Aku mendengus. Jujur, aku juga tidak sanggup membayangkannya.

*******

"Ini sangat enak, Tante Sara," pujiku saat mencicipi sapo tahu yang di sajikan. Sapo itu memang benar-benar enak. Wanita berambut panjang hitam pekat ini, ternyata jago masak.

"Kalau begitu, makanlah yang banyak." Sara, Ibu Daniel menggeser mangkuk berisi sapo tahu itu mendekat ke arahku.

"Nanti dia gemuk, Bu." Daniel merengut sambil menyuap potongan daging ke mulutnya.

Aku cemberut, berpura-pura kesal. Daniel melirikku dengan pandangan mesra menggoda. Dia juga sedang berpura-pura.

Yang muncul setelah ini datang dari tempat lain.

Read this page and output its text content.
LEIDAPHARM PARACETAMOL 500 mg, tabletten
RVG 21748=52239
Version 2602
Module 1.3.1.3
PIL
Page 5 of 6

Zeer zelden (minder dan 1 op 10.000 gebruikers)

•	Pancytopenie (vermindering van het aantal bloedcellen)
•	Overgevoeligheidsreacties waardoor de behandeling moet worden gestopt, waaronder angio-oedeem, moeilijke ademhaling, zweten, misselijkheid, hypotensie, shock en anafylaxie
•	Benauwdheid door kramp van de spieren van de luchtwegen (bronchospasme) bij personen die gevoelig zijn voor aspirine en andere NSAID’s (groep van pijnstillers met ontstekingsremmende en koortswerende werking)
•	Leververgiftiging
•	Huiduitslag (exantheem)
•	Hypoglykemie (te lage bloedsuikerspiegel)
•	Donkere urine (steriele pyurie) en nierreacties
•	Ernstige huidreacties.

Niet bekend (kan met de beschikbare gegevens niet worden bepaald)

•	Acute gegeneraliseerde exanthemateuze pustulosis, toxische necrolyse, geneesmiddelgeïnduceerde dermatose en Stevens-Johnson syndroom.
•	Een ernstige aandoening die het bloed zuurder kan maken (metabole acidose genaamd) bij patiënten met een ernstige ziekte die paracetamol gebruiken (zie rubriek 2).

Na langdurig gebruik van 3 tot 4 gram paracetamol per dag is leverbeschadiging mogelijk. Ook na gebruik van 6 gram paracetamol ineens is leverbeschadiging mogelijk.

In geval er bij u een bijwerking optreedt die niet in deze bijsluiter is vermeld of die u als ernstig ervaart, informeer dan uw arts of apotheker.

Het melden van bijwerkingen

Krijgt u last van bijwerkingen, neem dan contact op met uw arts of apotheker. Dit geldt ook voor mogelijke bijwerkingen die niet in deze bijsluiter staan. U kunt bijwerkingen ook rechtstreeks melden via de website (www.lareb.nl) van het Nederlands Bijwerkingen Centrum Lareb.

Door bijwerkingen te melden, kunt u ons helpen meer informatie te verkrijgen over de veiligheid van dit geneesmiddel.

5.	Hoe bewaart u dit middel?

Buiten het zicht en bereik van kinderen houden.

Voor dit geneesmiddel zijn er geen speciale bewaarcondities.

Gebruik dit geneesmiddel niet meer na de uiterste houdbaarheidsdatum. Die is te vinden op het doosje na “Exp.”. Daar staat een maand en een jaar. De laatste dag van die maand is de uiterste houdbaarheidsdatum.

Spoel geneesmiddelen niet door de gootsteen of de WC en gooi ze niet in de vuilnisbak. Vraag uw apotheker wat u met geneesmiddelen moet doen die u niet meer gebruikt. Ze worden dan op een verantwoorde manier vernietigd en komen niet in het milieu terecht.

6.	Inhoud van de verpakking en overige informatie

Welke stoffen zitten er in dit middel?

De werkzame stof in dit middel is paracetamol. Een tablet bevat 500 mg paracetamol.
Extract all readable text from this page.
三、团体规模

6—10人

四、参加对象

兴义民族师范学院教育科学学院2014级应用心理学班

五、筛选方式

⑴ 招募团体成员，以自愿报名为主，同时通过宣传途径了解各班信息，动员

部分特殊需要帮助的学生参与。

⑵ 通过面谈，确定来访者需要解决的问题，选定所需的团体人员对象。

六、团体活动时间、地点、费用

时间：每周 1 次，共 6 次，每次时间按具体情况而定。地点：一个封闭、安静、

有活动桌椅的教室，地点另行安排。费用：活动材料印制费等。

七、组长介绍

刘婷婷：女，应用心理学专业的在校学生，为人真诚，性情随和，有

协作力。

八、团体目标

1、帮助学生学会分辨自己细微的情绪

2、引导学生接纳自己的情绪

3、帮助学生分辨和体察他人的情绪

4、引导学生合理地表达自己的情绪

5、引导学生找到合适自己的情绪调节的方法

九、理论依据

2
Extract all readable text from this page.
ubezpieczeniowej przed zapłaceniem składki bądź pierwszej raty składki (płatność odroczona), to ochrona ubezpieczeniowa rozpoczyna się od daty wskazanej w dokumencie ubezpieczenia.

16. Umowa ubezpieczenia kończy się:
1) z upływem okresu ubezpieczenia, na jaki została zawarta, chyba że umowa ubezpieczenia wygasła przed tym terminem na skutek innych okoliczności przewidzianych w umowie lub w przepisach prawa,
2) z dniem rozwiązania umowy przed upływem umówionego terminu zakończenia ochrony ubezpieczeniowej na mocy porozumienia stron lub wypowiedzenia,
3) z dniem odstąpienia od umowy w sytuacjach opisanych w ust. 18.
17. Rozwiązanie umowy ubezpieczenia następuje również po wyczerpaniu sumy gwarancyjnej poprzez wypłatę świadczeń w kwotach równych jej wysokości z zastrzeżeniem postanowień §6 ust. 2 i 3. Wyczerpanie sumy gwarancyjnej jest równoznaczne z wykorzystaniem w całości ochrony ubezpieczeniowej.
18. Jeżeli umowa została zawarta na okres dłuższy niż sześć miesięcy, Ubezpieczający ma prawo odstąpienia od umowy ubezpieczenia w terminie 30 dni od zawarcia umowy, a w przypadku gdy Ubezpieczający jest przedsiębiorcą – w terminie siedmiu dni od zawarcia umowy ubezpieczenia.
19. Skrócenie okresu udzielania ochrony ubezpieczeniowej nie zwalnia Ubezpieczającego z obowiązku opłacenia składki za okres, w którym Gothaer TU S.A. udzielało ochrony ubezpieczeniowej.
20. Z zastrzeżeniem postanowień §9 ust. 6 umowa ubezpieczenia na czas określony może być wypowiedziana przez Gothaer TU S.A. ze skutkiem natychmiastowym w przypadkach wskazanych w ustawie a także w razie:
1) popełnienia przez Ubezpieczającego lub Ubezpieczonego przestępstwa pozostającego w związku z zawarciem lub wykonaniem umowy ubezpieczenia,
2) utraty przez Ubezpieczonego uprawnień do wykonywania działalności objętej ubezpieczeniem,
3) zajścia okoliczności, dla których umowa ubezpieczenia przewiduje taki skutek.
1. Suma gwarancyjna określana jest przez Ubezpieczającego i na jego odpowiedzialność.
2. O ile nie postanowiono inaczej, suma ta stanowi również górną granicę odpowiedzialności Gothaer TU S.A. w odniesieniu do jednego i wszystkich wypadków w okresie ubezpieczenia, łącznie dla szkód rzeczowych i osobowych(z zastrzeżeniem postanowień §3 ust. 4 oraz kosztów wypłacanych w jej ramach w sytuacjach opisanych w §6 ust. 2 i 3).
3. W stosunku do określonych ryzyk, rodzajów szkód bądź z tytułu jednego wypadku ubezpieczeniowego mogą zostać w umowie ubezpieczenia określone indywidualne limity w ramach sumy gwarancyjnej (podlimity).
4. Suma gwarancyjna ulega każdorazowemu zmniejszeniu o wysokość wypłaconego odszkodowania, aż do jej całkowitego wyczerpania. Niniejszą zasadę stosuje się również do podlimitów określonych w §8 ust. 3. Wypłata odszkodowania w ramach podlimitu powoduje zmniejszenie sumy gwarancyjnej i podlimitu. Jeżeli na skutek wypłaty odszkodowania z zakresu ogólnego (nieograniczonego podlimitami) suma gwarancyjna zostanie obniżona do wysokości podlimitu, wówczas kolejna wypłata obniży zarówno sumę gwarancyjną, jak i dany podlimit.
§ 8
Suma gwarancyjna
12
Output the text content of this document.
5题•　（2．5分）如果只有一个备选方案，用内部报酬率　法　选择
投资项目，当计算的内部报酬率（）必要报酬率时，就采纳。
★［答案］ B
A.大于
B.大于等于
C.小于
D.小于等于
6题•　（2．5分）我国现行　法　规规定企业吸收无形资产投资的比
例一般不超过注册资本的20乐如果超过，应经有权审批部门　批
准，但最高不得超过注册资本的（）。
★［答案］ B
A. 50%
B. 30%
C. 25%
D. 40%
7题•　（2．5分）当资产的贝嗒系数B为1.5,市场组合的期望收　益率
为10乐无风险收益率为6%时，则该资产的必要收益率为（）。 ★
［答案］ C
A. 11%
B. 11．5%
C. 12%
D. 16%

Sara, tersenyum di kursi rodanya melihat kelakuan kami yang kekanak-kanakkan.

"Apa hubungan kalian sudah lama?" tanyanya sambil menatap ke arahku.

Ya ampun, mengapa dia malah bertanya padaku bukan kepada anaknya? Aku tersenyum, tapi aku sedang malas berpikir. Jadi aku hanya tersenyum kikuk sambil menendang kaki Daniel di kolong meja. Dia harusnya menyelamatkanku dengan menjawab pertanyaan ibu nya.

"Baru 6 bulan, Bu." Daniel terdengar santai. Aku tersenyum kikuk mendengar jawabannya. Sara mengangguk-angguk tersenyum penuh arti.

"Apa yang kau suka dari anakku, Kin?"

Oke, ini benar-benar pertanyaan yang tidak kuharapkan.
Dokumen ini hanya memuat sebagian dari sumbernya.